Most wars are accompanied by deafening propaganda in order to induce people to fight, to risk their lives and to accept unnecessary bereavement. In World War I we invented the scary Germanic Huns who were going to destroy democracy; Germany on the other hand, claimed to defend Western civilization against the Asiatic forces led by the Tsar. Little credence can therefore be given to the justification which any government presents for its decision to fight.
Since the Munich accords of 1938 which failed to stop Hitler, the war party invariably accuses its opponents of “appeasement.” It extrapolates from 1938 the theory that compromise is invariably wrong with respect to an ideological opponent and that only the hard-line works. In reality the opposite is usually true. In most cases, patience and negotiations are a wiser course of action than war. Would not the world be a worse place if we had yielded to the anti-appeasement lobby and fought the USSR in the 1950s? Would it not be a better place with fewer victims if the U.S. had negotiated with North Viet Nam instead of bombing it and bringing about the Cambodian genocide? Only in the small minority of cases when we are dealing with a Hitler is war an acceptable alternative.
Our present war in Afghanistan must therefore be weighed in accordance with two criteria, human rights and the preservation of Canada, keeping in mind that only in the most extraordinary cases will war be justified.
The “national interest” argument can be quickly dismissed. There is no evidence that either Canada or the democratic systems of government depend on the U.S. winning in Afghanistan. The notion that Afghanistan poses a particular threat of terror flies in the face of the evidence that much of Islamic terrorism can be traced to a U.S. ally, Saudi Arabia. Furthermore, the exaggeration of the threat and the absurd claim that there is an organized conspiracy to destroy the west centered in the caves near Kandahar are reminiscent of the anti-Communist propaganda which brought us Viet Nam and McCarthyism. There always exists a risk of terrorist activity, but it has no connection to the Afghanistan conflict, and, if anything, our participation on the frontlines exacerbates it.
The United States may well have other reasons for its wars, related to the imperial ambitions and to great power politics. We have no stake in this and our friendship with the U.S. should not lead us to make major decisions contrary to our own interests.
The human rights argument is more complex. There is no doubt that the Taliban in power was a nightmarish government and that it mistreated both women and perceived infidels. The difficulty is that there is little evidence that the warlords and tribesmen whom we support, are any better.

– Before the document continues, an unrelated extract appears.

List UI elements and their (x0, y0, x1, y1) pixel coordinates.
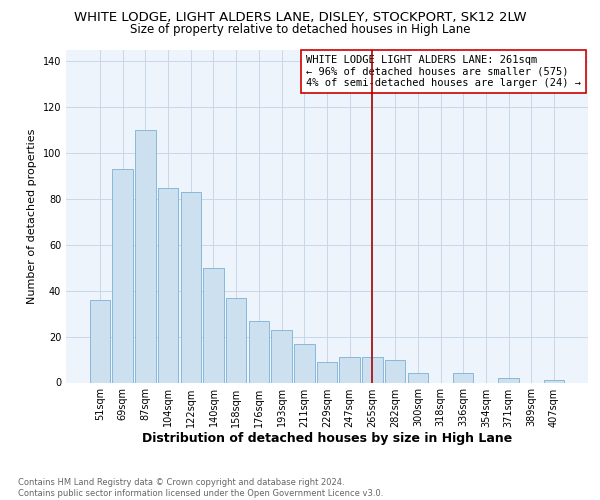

Once the war is over, whatever the result, women’s schools and women’s rights will be in great peril again and a strict Islamic state will be established.
If the war is being fought for women’s rights it is difficult to see why the U.S. undermined the Soviet-installed government which really did try to emancipate women or why it has presided over a deterioration of women’s rights in Iraq since the invasion of 2004.

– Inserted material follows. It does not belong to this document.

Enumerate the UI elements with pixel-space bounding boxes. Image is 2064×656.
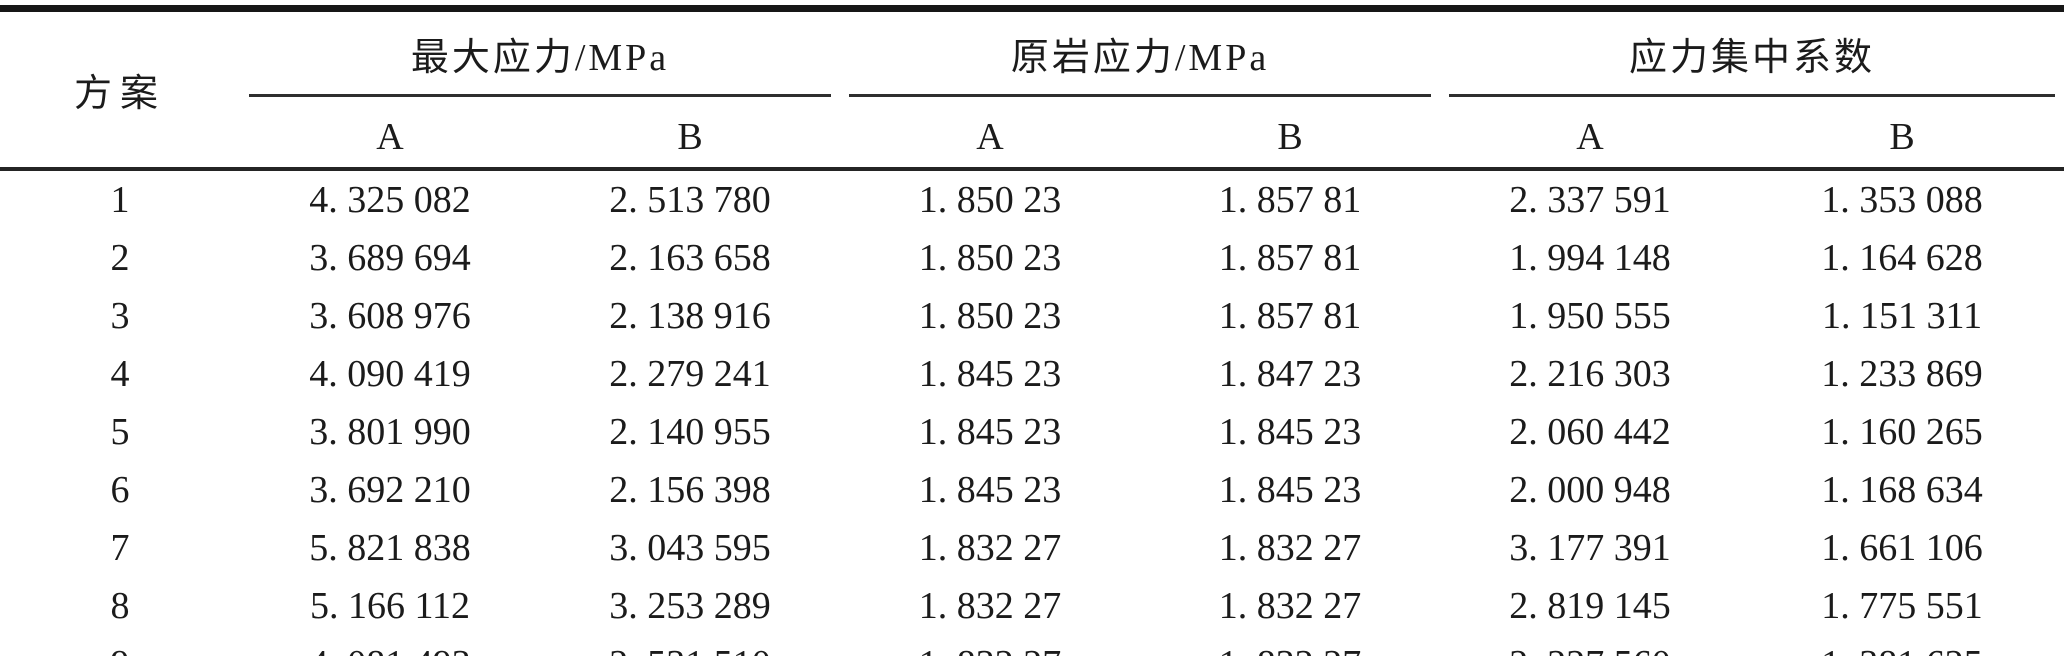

The doubts about the virtues of our Afghan allies became even more stronger when we consider that they, even more than the Taliban, are involved in the drug-trade and that the potential of creating a new kingdom of the mafia is very high.

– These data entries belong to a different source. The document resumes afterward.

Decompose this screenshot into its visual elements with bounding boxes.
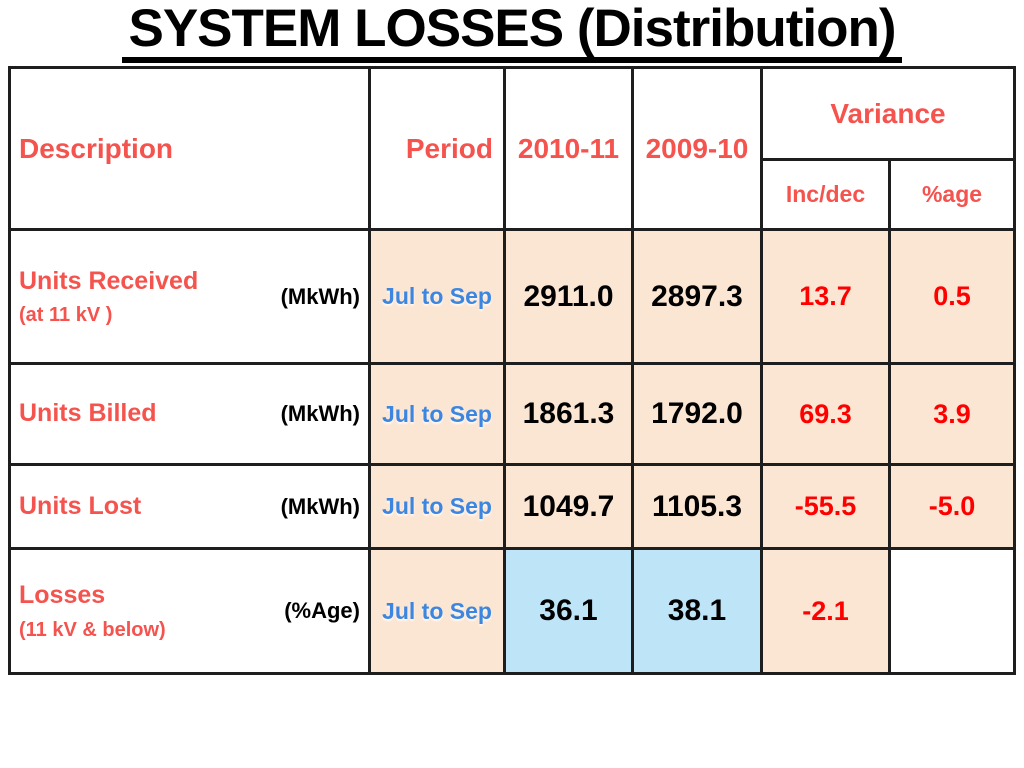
col-header-inc-dec: Inc/dec	[760, 158, 891, 231]
table-row-units-billed: Units Billed (MkWh) Jul to Sep 1861.3 17…	[8, 362, 1017, 466]
row-label: Units Lost	[19, 491, 142, 520]
page-title: SYSTEM LOSSES (Distribution)	[122, 0, 902, 64]
col-header-2010-11: 2010-11	[503, 66, 634, 231]
description-cell: Units Billed (MkWh)	[8, 362, 371, 466]
value-2009-10-highlighted: 38.1	[631, 547, 763, 675]
description-cell: Losses (11 kV & below) (%Age)	[8, 547, 371, 675]
period-cell: Jul to Sep	[368, 228, 506, 365]
description-cell: Units Lost (MkWh)	[8, 463, 371, 550]
system-losses-table: Description Period 2010-11 2009-10 Varia…	[8, 66, 1017, 675]
value-pct-age: 0.5	[887, 228, 1017, 365]
value-2010-11: 1049.7	[503, 463, 634, 550]
row-label: Units Received	[19, 266, 199, 295]
row-unit: (%Age)	[284, 598, 360, 623]
value-2009-10: 2897.3	[631, 228, 763, 365]
value-2009-10: 1792.0	[631, 362, 763, 466]
title-area: SYSTEM LOSSES (Distribution)	[0, 0, 1024, 64]
value-2010-11: 1861.3	[503, 362, 634, 466]
header-subrow: Inc/dec %age	[10, 158, 1017, 231]
row-unit: (MkWh)	[280, 493, 360, 519]
value-inc-dec: 69.3	[760, 362, 891, 466]
table-row-units-lost: Units Lost (MkWh) Jul to Sep 1049.7 1105…	[8, 463, 1017, 550]
row-label: Losses	[19, 581, 106, 610]
row-sublabel: (11 kV & below)	[19, 618, 166, 641]
row-label: Units Billed	[19, 399, 157, 428]
value-inc-dec: -55.5	[760, 463, 891, 550]
col-header-2009-10: 2009-10	[631, 66, 763, 231]
row-unit: (MkWh)	[280, 283, 360, 309]
col-header-period: Period	[368, 66, 506, 231]
empty-cell	[887, 547, 1017, 675]
value-inc-dec: 13.7	[760, 228, 891, 365]
header-row: Description Period 2010-11 2009-10 Varia…	[8, 66, 1017, 231]
value-pct-age: -5.0	[887, 463, 1017, 550]
col-header-pct-age: %age	[887, 158, 1017, 231]
row-unit: (MkWh)	[280, 401, 360, 426]
period-cell: Jul to Sep	[368, 547, 506, 675]
period-cell: Jul to Sep	[368, 362, 506, 466]
col-header-variance: Variance	[759, 66, 1017, 161]
col-header-description: Description	[8, 66, 371, 231]
description-cell: Units Received (at 11 kV ) (MkWh)	[8, 228, 371, 365]
value-pct-age: 3.9	[887, 362, 1017, 466]
value-inc-dec: -2.1	[760, 547, 891, 675]
value-2010-11: 2911.0	[503, 228, 634, 365]
table-row-losses: Losses (11 kV & below) (%Age) Jul to Sep…	[8, 547, 1017, 675]
row-sublabel: (at 11 kV )	[19, 304, 113, 327]
period-cell: Jul to Sep	[368, 463, 506, 550]
table-row-units-received: Units Received (at 11 kV ) (MkWh) Jul to…	[8, 228, 1017, 365]
value-2010-11-highlighted: 36.1	[503, 547, 634, 675]
value-2009-10: 1105.3	[631, 463, 763, 550]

While financial considerations are secondary in determining whether or not to fight, they cannot be entirely overlooked. It is very difficult to find any justification for throwing away hundreds of millions in a doubtful cause, while cutting our spending on culture, the environment, social development and sometimes even the health system.
It follows that Afghanistan simply does not qualify as one of the rare cases where military action is justified. It is not worth losing more soldiers and tolerating the moral devastation and civilian losses that always accompanies war. We must plan and execute a withdrawal.